“Major Tom is stuck under the fence!” My father used to regale us kids with stories of his adventures with his cousin Jim, and this is one of my favorites: the two boys were acquainted with an old gentleman of the retired military sort, who often came to tea and had nothing whatever to do with ground control. Major Tom was florid, jowly and big bellied, and for some reason my dad and Jim imagined him trying to crawl under a fence and getting stuck. How he would roar, and how his jowls would quake! It didn’t take much for them to immerse themselves in this scenario. Once, they almost got thrown out of a movie because of it. Allow me to elaborate: they were watching a movie about a ship fighting its way through far-northern waters in the days before such things as sonar and radar. The method used in searching for icebergs ahead was for someone to climb up to the crow’s nest and periodically emit a prodigious roar.
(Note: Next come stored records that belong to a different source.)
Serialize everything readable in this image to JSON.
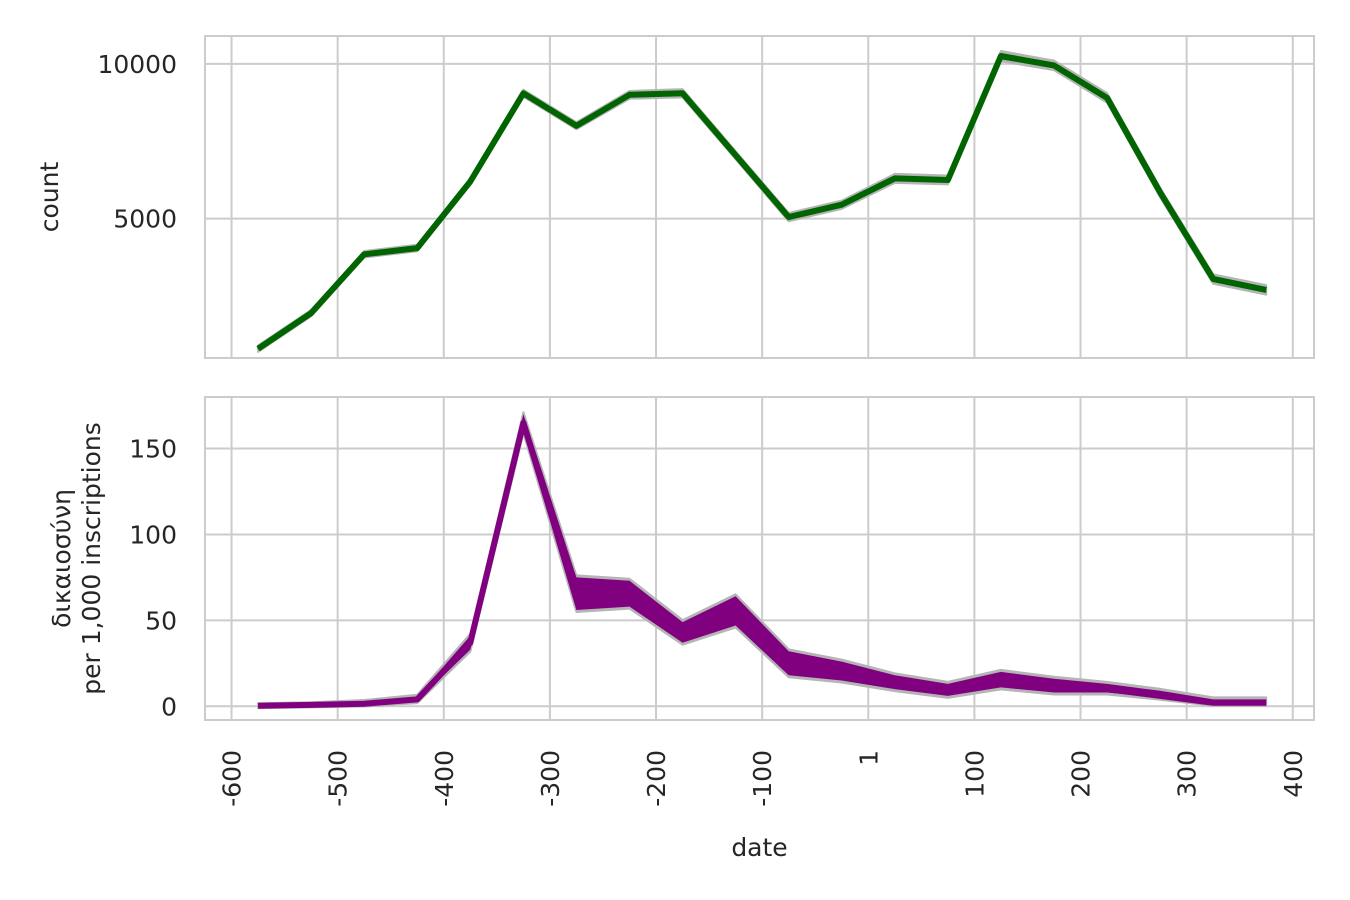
{
  "chart_data": [
    {
      "type": "line",
      "ylabel": "count",
      "xlabel": "",
      "xlim": [
        -625,
        420
      ],
      "ylim": [
        500,
        10900
      ],
      "yticks": [
        5000,
        10000
      ],
      "ytick_labels": [
        "5000",
        "10000"
      ],
      "grid": true,
      "series": [
        {
          "color": "#006400",
          "x": [
            -575,
            -525,
            -475,
            -425,
            -375,
            -325,
            -275,
            -225,
            -175,
            -125,
            -75,
            -25,
            25,
            75,
            125,
            175,
            225,
            275,
            325,
            375
          ],
          "y": [
            800,
            1950,
            3850,
            4050,
            6200,
            9050,
            8000,
            9000,
            9050,
            7050,
            5050,
            5450,
            6300,
            6250,
            10250,
            9950,
            8900,
            5850,
            3050,
            2700
          ],
          "band_halfwidth": [
            40,
            40,
            40,
            40,
            40,
            50,
            50,
            60,
            70,
            60,
            70,
            70,
            80,
            80,
            100,
            90,
            90,
            90,
            90,
            90
          ]
        }
      ]
    },
    {
      "type": "line",
      "ylabel": "δικαιοσύνη\nper 1,000 inscriptions",
      "ylabel_lines": [
        "δικαιοσύνη",
        "per 1,000 inscriptions"
      ],
      "xlabel": "date",
      "xlim": [
        -625,
        420
      ],
      "ylim": [
        -8,
        180
      ],
      "yticks": [
        0,
        50,
        100,
        150
      ],
      "ytick_labels": [
        "0",
        "50",
        "100",
        "150"
      ],
      "xticks": [
        -600,
        -500,
        -400,
        -300,
        -200,
        -100,
        0,
        100,
        200,
        300,
        400
      ],
      "xtick_labels": [
        "-600",
        "-500",
        "-400",
        "-300",
        "-200",
        "-100",
        "1",
        "100",
        "200",
        "300",
        "400"
      ],
      "grid": true,
      "series": [
        {
          "color": "#800080",
          "x": [
            -575,
            -525,
            -475,
            -425,
            -375,
            -325,
            -275,
            -225,
            -175,
            -125,
            -75,
            -25,
            25,
            75,
            125,
            175,
            225,
            275,
            325,
            375
          ],
          "y": [
            0.3,
            0.8,
            1.5,
            4,
            37,
            165,
            64,
            65,
            43,
            54,
            23,
            19,
            13,
            8,
            15,
            11,
            10,
            6,
            2,
            2
          ],
          "lower": [
            0.1,
            0.5,
            1,
            3,
            33,
            160,
            56,
            58,
            37,
            47,
            18,
            15,
            10,
            6,
            11,
            8,
            8,
            5,
            1.5,
            1.5
          ],
          "upper": [
            0.6,
            1.2,
            2.5,
            5.5,
            41,
            170,
            75,
            73,
            49,
            64,
            32,
            26,
            18,
            13,
            20,
            16,
            13,
            9,
            4,
            4
          ]
        }
      ]
    }
  ]
}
If there should happen to be an iceberg dead ahead, the sound waves would echo back and raise the alert. Anyway, the boys were watching the movie, and the audience was breathlessly silent during this scene of gliding through the darkness in fear of ship-killing icebergs, with the tension occasionally heightened by the bellowing of the lookout. . . “Major Tom is under the fence!” hissed Jim, and they were helpless with laughter.
And then there was that time in Howard Johnson’s in the seventies, when my sister and I went there with our boyfriends, and I found disproportionate amusement in the presence of a small cookie clinging to the side of every dessert. Imagine my helplessness when my own dessert, a milkshake, finally arrived with a cookie perched forlornly on the plate next to the glass. . . A shade (or two) darker, or course, is finding oneself laughing when someone else is hurting.
“Hysteria” is derived from a Greek word meaning, I kid you not, “uterus.” OK, I get the concept of “hysterectomy,” but “hysteria”? That’s just rude. That dark, wavering line between healthy laughter and the near escape of something primeval exists in all of us. And whatever it is that wants out might do better with regular, moderate exercise. I suggest each of us strive to have at least one belly laugh per week. Maybe that way, when the beastie comes calling it won’t have grown to the level of something that will get us kicked out of polite society.
For your further edification:
ground control to major tom – Bing
It was one of the times you were in Powhatan. We got talking about a children’s book about a native girl named Nomusa and her mother’s name was Buselapi. William thought I said Boo Slappy. We laughed until we cried
Oh yes! And no sooner had we sort of regained our composure, then he would wait a few beats and say softly, “Boo Slappy.” And we’d be off again. I had sore ribs after that.